What Is the Pes Anserine? Anatomy, Function, and Pain

The pes anserine is an anatomical structure located on the inner aspect of the knee, below the joint line. It plays a role in knee movement and stability. This area can be a source of pain and discomfort.

Anatomical Overview

The pes anserine is found on the anteromedial (front and inner) surface of the proximal tibia (shin bone), approximately 5 cm below the medial knee joint line. It is a conjoined tendinous insertion, formed by the merging of tendons from three muscles: the sartorius, the gracilis, and the semitendinosus. The term “pes anserine” is Latin for “goose’s foot,” named for the web-like, three-pronged appearance of these conjoined tendons.

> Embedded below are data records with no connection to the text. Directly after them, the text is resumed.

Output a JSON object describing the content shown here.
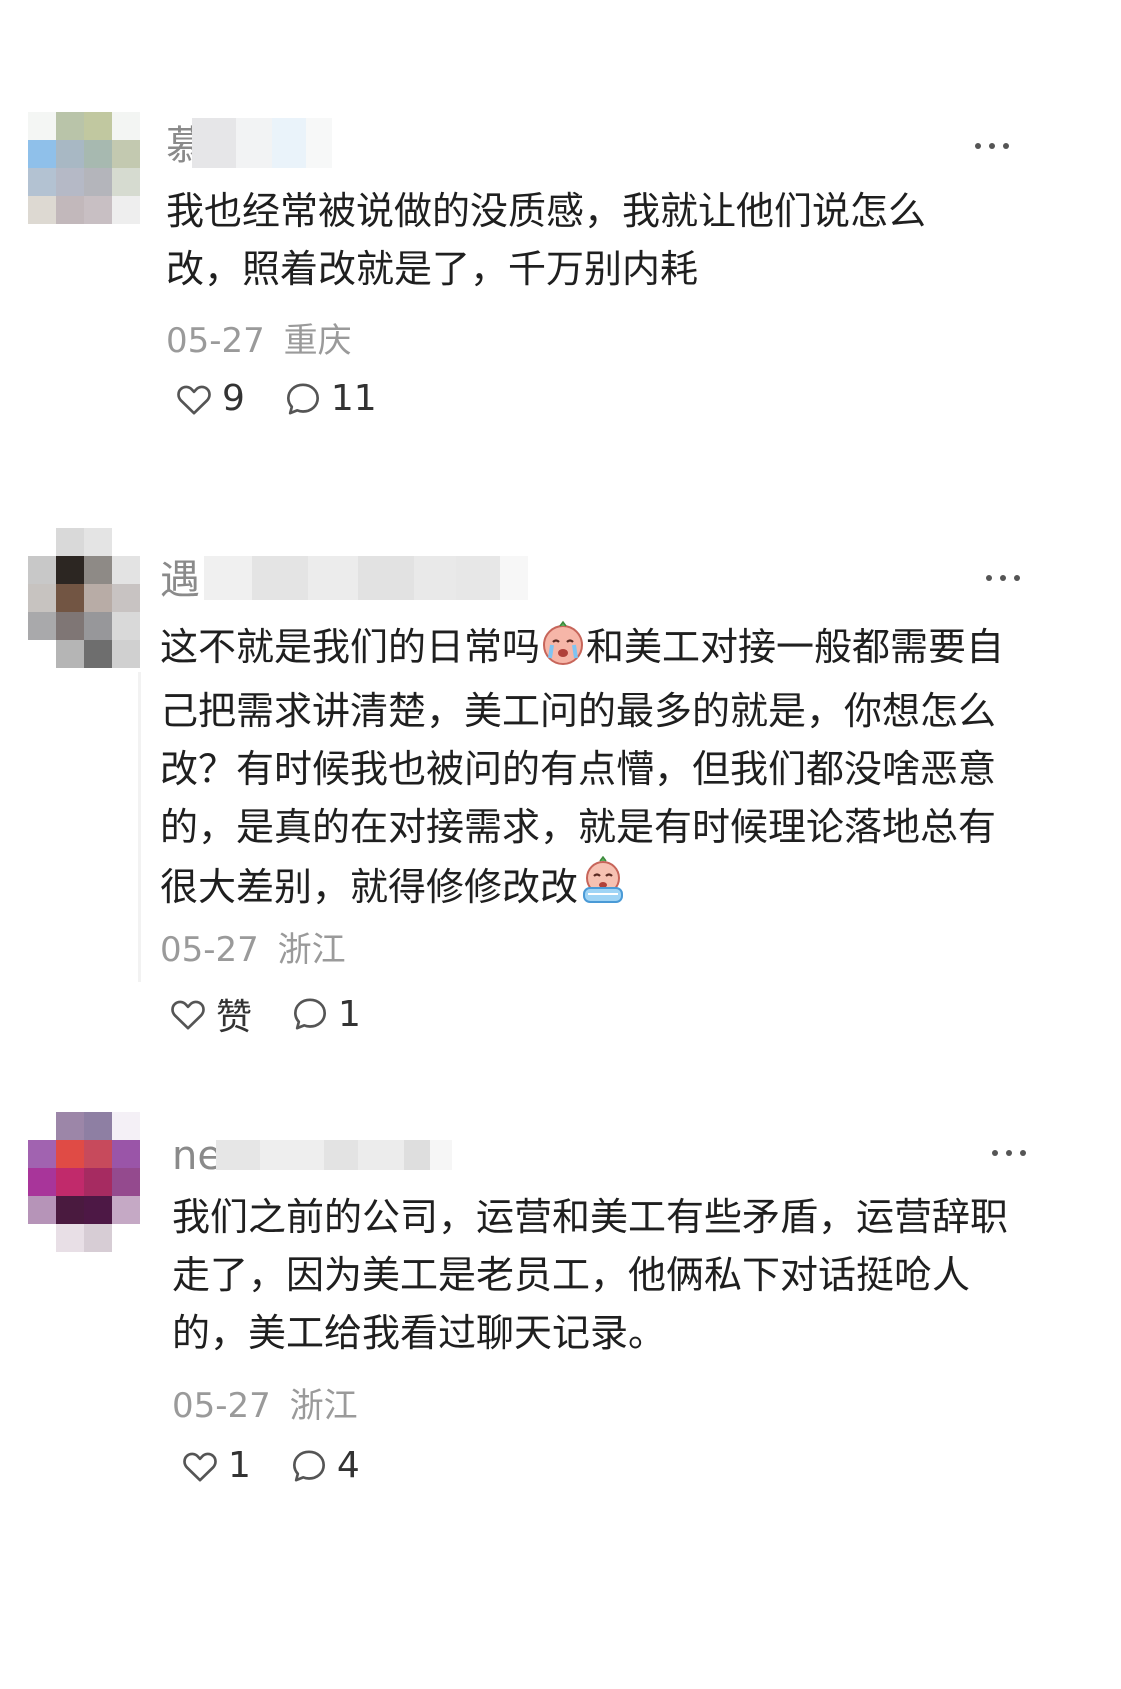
{
  "comments": [
    {
      "username_visible": "慕",
      "more_label": "···",
      "text": "我也经常被说做的没质感，我就让他们说怎么改，照着改就是了，千万别内耗",
      "date": "05-27",
      "location": "重庆",
      "likes": "9",
      "replies": "11"
    },
    {
      "username_visible": "遇",
      "more_label": "···",
      "text_part1": "这不就是我们的日常吗",
      "text_part2": "和美工对接一般都需要自己把需求讲清楚，美工问的最多的就是，你想怎么改？有时候我也被问的有点懵，但我们都没啥恶意的，是真的在对接需求，就是有时候理论落地总有很大差别，就得修修改改",
      "emoji1": "crying-face-emoji",
      "emoji2": "weeping-face-emoji",
      "date": "05-27",
      "location": "浙江",
      "likes": "赞",
      "replies": "1"
    },
    {
      "username_visible": "ne",
      "more_label": "···",
      "text": "我们之前的公司，运营和美工有些矛盾，运营辞职走了，因为美工是老员工，他俩私下对话挺呛人的，美工给我看过聊天记录。",
      "date": "05-27",
      "location": "浙江",
      "likes": "1",
      "replies": "4"
    }
  ],
  "icons": {
    "like": "heart-outline-icon",
    "reply": "speech-bubble-icon",
    "more": "more-dots-icon"
  },
  "colors": {
    "text": "#1f1f1f",
    "meta": "#9a9a9a",
    "icon": "#555555"
  }
}
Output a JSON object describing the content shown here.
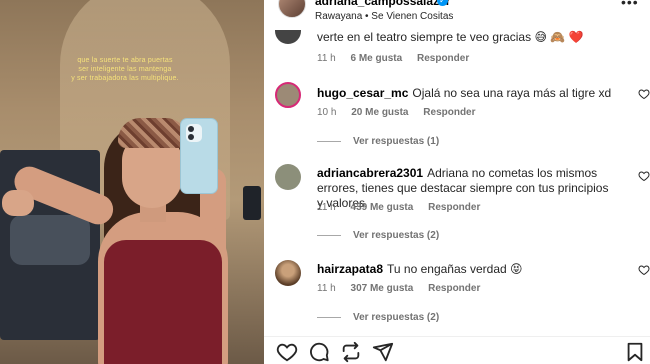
{
  "video": {
    "caption_lines": [
      "que la suerte te abra puertas",
      "ser inteligente las mantenga",
      "y ser trabajadora las multiplique."
    ]
  },
  "post": {
    "username": "adriana_campossalazar",
    "audio": "Rawayana • Se Vienen Cositas",
    "more_icon": "more-icon"
  },
  "comments": [
    {
      "username": "",
      "text": "verte en el teatro siempre te veo gracias 😅 🙈 ❤️",
      "time": "11 h",
      "likes": "6 Me gusta",
      "reply": "Responder",
      "avatar_color": "#555555"
    },
    {
      "username": "hugo_cesar_mc",
      "text": "Ojalá no sea una raya más al tigre xd",
      "time": "10 h",
      "likes": "20 Me gusta",
      "reply": "Responder",
      "view_replies": "Ver respuestas (1)",
      "avatar_color": "#9c8a76"
    },
    {
      "username": "adriancabrera2301",
      "text": "Adriana no cometas los mismos errores, tienes que destacar siempre con tus principios y valores",
      "time": "11 h",
      "likes": "439 Me gusta",
      "reply": "Responder",
      "view_replies": "Ver respuestas (2)",
      "avatar_color": "#8c8f7a"
    },
    {
      "username": "hairzapata8",
      "text": "Tu no engañas verdad 😝",
      "time": "11 h",
      "likes": "307 Me gusta",
      "reply": "Responder",
      "view_replies": "Ver respuestas (2)",
      "avatar_color": "#7a5a3e"
    }
  ],
  "actions": [
    "heart-icon",
    "comment-icon",
    "share-repost-icon",
    "send-icon",
    "bookmark-icon"
  ],
  "colors": {
    "text": "#262626",
    "muted": "#737373",
    "verified": "#0095f6",
    "story_ring": "#d62976"
  }
}
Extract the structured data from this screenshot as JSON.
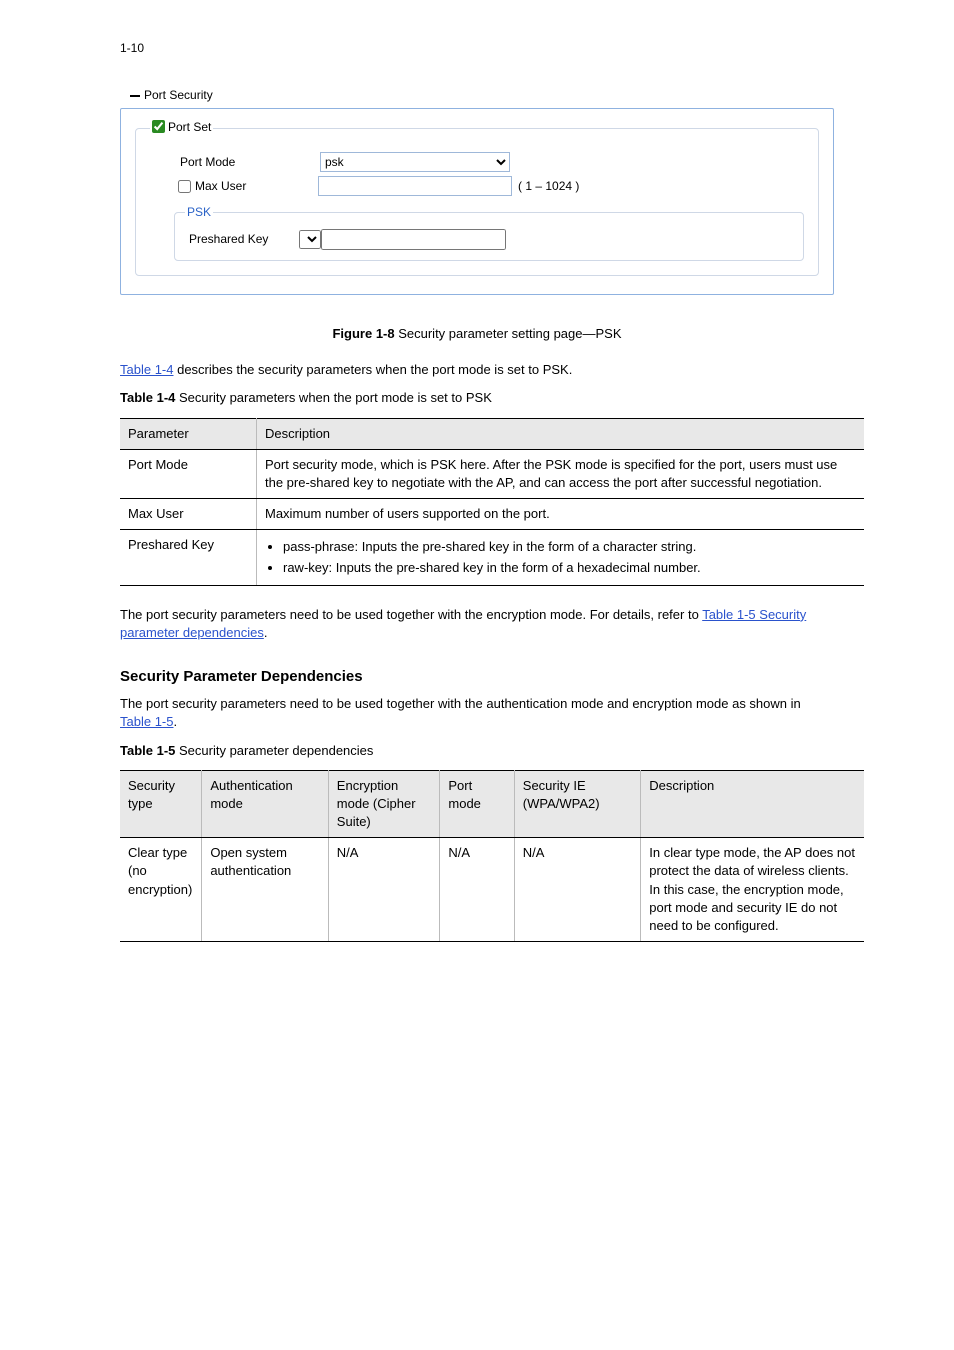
{
  "page_number": "1-10",
  "screenshot": {
    "section_label": "Port Security",
    "fieldset_label": "Port Set",
    "port_set_checked": true,
    "port_mode_label": "Port Mode",
    "port_mode_value": "psk",
    "max_user_label": "Max User",
    "max_user_value": "",
    "max_user_range": "( 1 – 1024 )",
    "psk_legend": "PSK",
    "psk_label": "Preshared Key",
    "psk_type_value": "",
    "psk_key_value": ""
  },
  "figure_caption_prefix": "Figure 1-8",
  "figure_caption_text": " Security parameter setting page—PSK",
  "table14_intro_text_part1": "Table 1-4",
  "table14_intro_text_part2": " describes the security parameters when the port mode is set to PSK.",
  "table14_caption_prefix": "Table 1-4",
  "table14_caption_text": " Security parameters when the port mode is set to PSK",
  "table14": {
    "headers": [
      "Parameter",
      "Description"
    ],
    "rows": [
      {
        "p": "Port Mode",
        "d": "Port security mode, which is PSK here. After the PSK mode is specified for the port, users must use the pre-shared key to negotiate with the AP, and can access the port after successful negotiation."
      },
      {
        "p": "Max User",
        "d": "Maximum number of users supported on the port."
      },
      {
        "p": "Preshared Key",
        "d_list": [
          "pass-phrase: Inputs the pre-shared key in the form of a character string.",
          "raw-key: Inputs the pre-shared key in the form of a hexadecimal number."
        ]
      }
    ]
  },
  "post_table14_para_parts": [
    "The port security parameters need to be used together with the encryption mode. For details, refer to ",
    "Table 1-5 Security parameter dependencies",
    "."
  ],
  "sec_dep_heading": "Security Parameter Dependencies",
  "sec_dep_para_parts": [
    "The port security parameters need to be used together with the authentication mode and encryption mode as shown in ",
    "Table 1-5",
    "."
  ],
  "table15_caption_prefix": "Table 1-5",
  "table15_caption_text": " Security parameter dependencies",
  "table15": {
    "headers": [
      "Security type",
      "Authentication mode",
      "Encryption mode (Cipher Suite)",
      "Port mode",
      "Security IE (WPA/WPA2)",
      "Description"
    ],
    "row1": [
      "Clear type (no encryption)",
      "Open system authentication",
      "N/A",
      "N/A",
      "N/A",
      "In clear type mode, the AP does not protect the data of wireless clients. In this case, the encryption mode, port mode and security IE do not need to be configured."
    ]
  }
}
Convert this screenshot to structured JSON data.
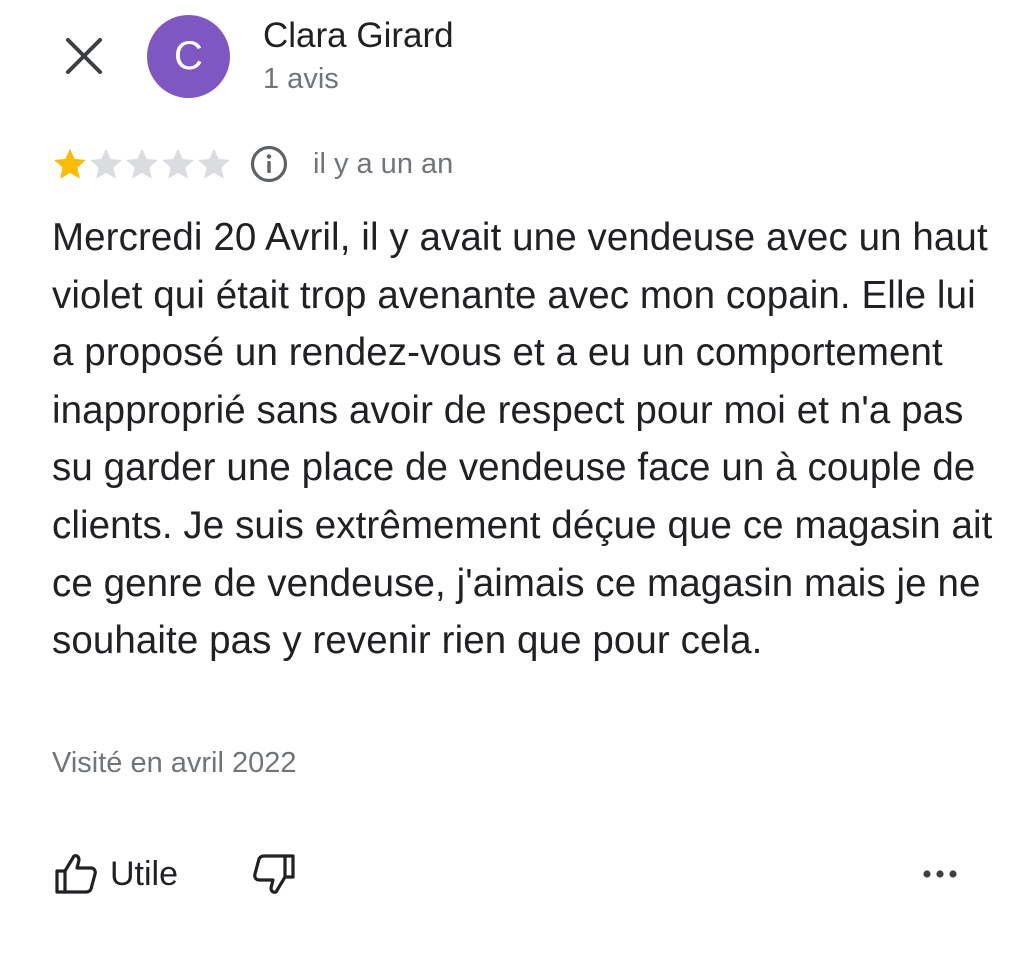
{
  "colors": {
    "avatar_bg": "#7e57c2",
    "star_filled": "#fbbc04",
    "star_empty": "#dadce0",
    "text_primary": "#202124",
    "text_secondary": "#70757a"
  },
  "header": {
    "close_icon": "close-icon",
    "avatar_letter": "C",
    "reviewer_name": "Clara Girard",
    "review_count": "1 avis"
  },
  "review": {
    "rating": 1,
    "rating_max": 5,
    "info_icon": "info-icon",
    "date": "il y a un an",
    "text": "Mercredi 20 Avril, il y avait une vendeuse avec un haut violet qui était trop avenante avec mon copain. Elle lui a proposé un rendez-vous et a eu un comportement inapproprié sans avoir de respect pour moi et n'a pas su garder une place de vendeuse face un à couple de clients. Je suis extrêmement déçue que ce magasin ait ce genre de vendeuse, j'aimais ce magasin mais je ne souhaite pas y revenir rien que pour cela.",
    "visited": "Visité en avril 2022"
  },
  "actions": {
    "useful_label": "Utile",
    "like_icon": "thumbs-up-icon",
    "dislike_icon": "thumbs-down-icon",
    "more_icon": "more-horizontal-icon"
  }
}
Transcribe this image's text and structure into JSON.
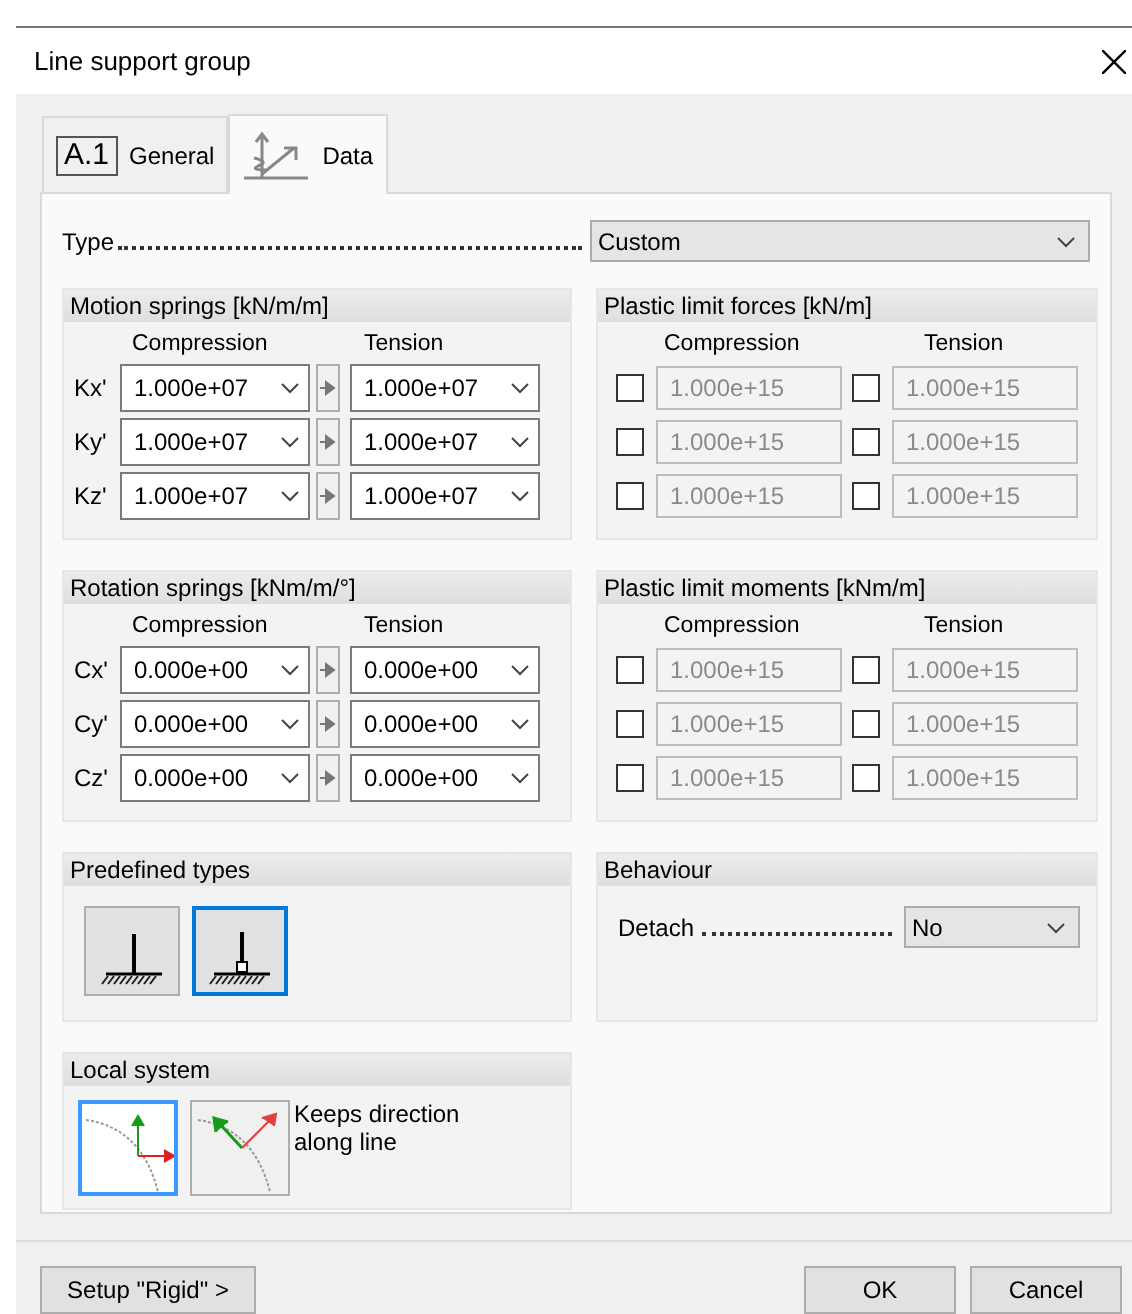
{
  "window": {
    "title": "Line support group"
  },
  "tabs": [
    {
      "kind": "general",
      "badge": "A.1",
      "label": "General",
      "selected": false
    },
    {
      "kind": "data",
      "label": "Data",
      "selected": true
    }
  ],
  "type_field": {
    "label": "Type",
    "value": "Custom"
  },
  "groups": [
    {
      "kind": "springs",
      "title": "Motion springs [kN/m/m]",
      "columns": [
        "Compression",
        "Tension"
      ],
      "rows": [
        {
          "label": "Kx'",
          "compression": "1.000e+07",
          "tension": "1.000e+07"
        },
        {
          "label": "Ky'",
          "compression": "1.000e+07",
          "tension": "1.000e+07"
        },
        {
          "label": "Kz'",
          "compression": "1.000e+07",
          "tension": "1.000e+07"
        }
      ]
    },
    {
      "kind": "plastic",
      "title": "Plastic limit forces [kN/m]",
      "columns": [
        "Compression",
        "Tension"
      ],
      "rows": [
        {
          "compression": {
            "value": "1.000e+15",
            "checked": false,
            "disabled": true
          },
          "tension": {
            "value": "1.000e+15",
            "checked": false,
            "disabled": true
          }
        },
        {
          "compression": {
            "value": "1.000e+15",
            "checked": false,
            "disabled": true
          },
          "tension": {
            "value": "1.000e+15",
            "checked": false,
            "disabled": true
          }
        },
        {
          "compression": {
            "value": "1.000e+15",
            "checked": false,
            "disabled": true
          },
          "tension": {
            "value": "1.000e+15",
            "checked": false,
            "disabled": true
          }
        }
      ]
    },
    {
      "kind": "springs",
      "title": "Rotation springs [kNm/m/°]",
      "columns": [
        "Compression",
        "Tension"
      ],
      "rows": [
        {
          "label": "Cx'",
          "compression": "0.000e+00",
          "tension": "0.000e+00"
        },
        {
          "label": "Cy'",
          "compression": "0.000e+00",
          "tension": "0.000e+00"
        },
        {
          "label": "Cz'",
          "compression": "0.000e+00",
          "tension": "0.000e+00"
        }
      ]
    },
    {
      "kind": "plastic",
      "title": "Plastic limit moments [kNm/m]",
      "columns": [
        "Compression",
        "Tension"
      ],
      "rows": [
        {
          "compression": {
            "value": "1.000e+15",
            "checked": false,
            "disabled": true
          },
          "tension": {
            "value": "1.000e+15",
            "checked": false,
            "disabled": true
          }
        },
        {
          "compression": {
            "value": "1.000e+15",
            "checked": false,
            "disabled": true
          },
          "tension": {
            "value": "1.000e+15",
            "checked": false,
            "disabled": true
          }
        },
        {
          "compression": {
            "value": "1.000e+15",
            "checked": false,
            "disabled": true
          },
          "tension": {
            "value": "1.000e+15",
            "checked": false,
            "disabled": true
          }
        }
      ]
    },
    {
      "kind": "predefined",
      "title": "Predefined types",
      "items": [
        {
          "kind": "fixed",
          "selected": false
        },
        {
          "kind": "hinged",
          "selected": true
        }
      ]
    },
    {
      "kind": "behaviour",
      "title": "Behaviour",
      "label": "Detach",
      "value": "No"
    },
    {
      "kind": "local",
      "title": "Local system",
      "options": [
        {
          "kind": "fixed-axes",
          "selected": true
        },
        {
          "kind": "along-line",
          "selected": false
        }
      ],
      "description": "Keeps direction along line"
    }
  ],
  "buttons": [
    {
      "kind": "setup",
      "label": "Setup \"Rigid\" >"
    },
    {
      "kind": "ok",
      "label": "OK"
    },
    {
      "kind": "cancel",
      "label": "Cancel"
    }
  ]
}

The sartorius tendon is most anterior, followed by the gracilis in the middle, and the semitendinosus most posterior. These tendons lie superficial to the medial collateral ligament (MCL) of the knee. Beneath these tendons lies the pes anserine bursa, a fluid-filled sac that reduces friction and cushions the bones, tendons, and muscles, allowing for smooth movement.

Function and Importance

The sartorius, gracilis, and semitendinosus muscles, through their insertion at the pes anserine, contribute to lower limb movements. They primarily flex the knee (bend the knee joint) and contribute to hip adduction (bringing the leg closer to the midline).

The pes anserine complex also assists in internal rotation of the tibia. Beyond movement, these muscles and their conjoined tendon are important for knee stability. They resist valgus forces (forces that push the knee inward), helping prevent a “knock-knee” appearance. This arrangement also helps stabilize the pelvis over the knee joint during movement.

Common Conditions

The pes anserine region can be affected by several conditions, often involving inflammation. Pes anserine bursitis is inflammation of the bursa beneath the conjoined tendons. This condition typically causes pain and tenderness on the inner side of the knee, usually 2 to 3 inches below the knee joint. The pain often develops gradually and may worsen with activities such as climbing stairs, getting up from a seated position, or during physical activity.

Pes anserine tendinopathy is inflammation or degeneration of the tendons. Distinguishing between bursitis and tendinopathy can be challenging due to their close proximity; “pes anserine syndrome” often encompasses both. Factors contributing to these conditions include:

  • Overuse from repetitive knee movements (e.g., running, cycling)
  • Direct trauma to the area
  • Tight hamstring muscles
  • Certain medical conditions (e.g., osteoarthritis, obesity)
  • Abnormal knee alignment (e.g., knock-knees)

Management Approaches

Management for pes anserine conditions typically focuses on non-surgical methods to reduce pain and inflammation. Initial approaches involve rest from aggravating activities and applying ice for 15-20 minutes, several times daily, to reduce inflammation. Nonsteroidal anti-inflammatory drugs (NSAIDs) can also be used to alleviate pain and swelling.

Physical therapy is often recommended, focusing on exercises to stretch and strengthen knee muscles, particularly hamstrings, quadriceps, and hip adductors. Activity modification, adjusting movements or training techniques, is also important to prevent recurrence. If conservative treatments are insufficient, corticosteroid injections may be considered. These deliver anti-inflammatory medication directly into the bursa or around the tendons for targeted pain relief, often with ultrasound guidance for precision.